I know people who got a 195 and low 200s on Step 1 that got into Pathology. The bar is set low unfortunately for a field where one has a serious role in patient care - diagnosing cancer. The stakes are high for a missed diagnosis.

I’ve seen surgpath fellows who couldn’t recognize cancer on a frozen. I’ve had a chairman once tell me he’s had trainees who “didn’t have an eye for pathology”.

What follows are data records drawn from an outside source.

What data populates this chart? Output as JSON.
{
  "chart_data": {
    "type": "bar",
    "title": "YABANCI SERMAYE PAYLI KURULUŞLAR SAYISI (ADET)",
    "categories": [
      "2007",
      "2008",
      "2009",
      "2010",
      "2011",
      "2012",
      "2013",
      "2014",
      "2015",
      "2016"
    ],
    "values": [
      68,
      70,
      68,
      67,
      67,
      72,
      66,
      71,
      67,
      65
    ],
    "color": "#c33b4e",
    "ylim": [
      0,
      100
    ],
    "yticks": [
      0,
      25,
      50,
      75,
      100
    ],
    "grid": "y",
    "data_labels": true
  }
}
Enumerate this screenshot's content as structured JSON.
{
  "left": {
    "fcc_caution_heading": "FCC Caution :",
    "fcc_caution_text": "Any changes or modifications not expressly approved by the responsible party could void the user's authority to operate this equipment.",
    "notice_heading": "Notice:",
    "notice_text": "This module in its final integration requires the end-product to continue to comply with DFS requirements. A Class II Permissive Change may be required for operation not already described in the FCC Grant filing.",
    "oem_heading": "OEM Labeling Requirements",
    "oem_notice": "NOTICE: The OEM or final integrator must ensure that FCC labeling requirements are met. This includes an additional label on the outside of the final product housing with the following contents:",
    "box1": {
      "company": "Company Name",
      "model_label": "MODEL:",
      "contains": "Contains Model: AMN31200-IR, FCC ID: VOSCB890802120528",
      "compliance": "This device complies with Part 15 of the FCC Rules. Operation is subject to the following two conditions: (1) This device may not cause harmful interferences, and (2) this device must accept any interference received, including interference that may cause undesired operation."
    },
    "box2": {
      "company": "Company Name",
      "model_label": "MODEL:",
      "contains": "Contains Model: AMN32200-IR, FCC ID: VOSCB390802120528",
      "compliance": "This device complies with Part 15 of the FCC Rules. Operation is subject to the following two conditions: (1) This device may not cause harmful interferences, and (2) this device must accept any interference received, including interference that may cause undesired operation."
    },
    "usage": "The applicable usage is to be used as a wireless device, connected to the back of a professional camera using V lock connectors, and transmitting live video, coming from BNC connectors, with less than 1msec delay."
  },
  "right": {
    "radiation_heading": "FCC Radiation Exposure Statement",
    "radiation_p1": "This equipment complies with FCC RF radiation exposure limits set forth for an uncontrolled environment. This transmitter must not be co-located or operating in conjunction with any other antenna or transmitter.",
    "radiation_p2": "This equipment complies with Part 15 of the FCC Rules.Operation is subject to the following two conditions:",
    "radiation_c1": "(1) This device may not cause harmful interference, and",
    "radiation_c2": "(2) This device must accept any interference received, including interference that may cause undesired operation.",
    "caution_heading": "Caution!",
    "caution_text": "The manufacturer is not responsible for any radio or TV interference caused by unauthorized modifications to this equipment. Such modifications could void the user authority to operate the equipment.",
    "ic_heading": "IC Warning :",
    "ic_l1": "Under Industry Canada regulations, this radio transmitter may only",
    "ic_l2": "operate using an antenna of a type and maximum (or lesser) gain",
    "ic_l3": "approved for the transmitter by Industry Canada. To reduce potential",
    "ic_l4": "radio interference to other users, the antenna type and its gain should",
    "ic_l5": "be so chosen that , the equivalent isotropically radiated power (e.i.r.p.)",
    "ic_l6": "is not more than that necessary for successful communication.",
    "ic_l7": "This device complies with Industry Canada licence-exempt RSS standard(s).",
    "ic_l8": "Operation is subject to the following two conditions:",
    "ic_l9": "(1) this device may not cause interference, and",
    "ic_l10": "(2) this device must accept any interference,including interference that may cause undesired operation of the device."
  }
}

Years ago I was affronted and thought it was a waste of time to have two paths sign off on a malignancy. I have changed 180 degrees. In complex cases I think the lack of general ability out there requires a consensus dx with at least SOMEONE who has seen and identified one.
 
Agree- with that academic record he is overqualified for path. Path has become a field for IMGs and bottom-of-the-class types. And I’d argue that even the bottom of the class types, people who failed a step or maybe had to repeat a year of med school or something like that deserve better than what the field of pathology now has to offer. It sounds like he would likely match to a top program in pathology, but I have major doubts about whether it would do him much good. Being a top student/candidate and getting good training won’t be enough to protect him from the dumpster fire that is the pathology job market. If anything, working hard, being a high achiever, getting good training etc will just make him even more bitter once he gets out of training and gets chewed up and spit out. In some ways, I wish I’d just been a C student with bare minimum board scores, bottom tier training etc.. my choice to go into pathology would’ve seemed a little less tragic.

I knew I was going straight to the navy. Only vaguely knew what the match was and and never tried to impress a soul.
Pissed lots of chiefs off cause i’d laugh at them or refuse to kiss their ass. I don’t think this would work as well today. Thank the lord for the USN.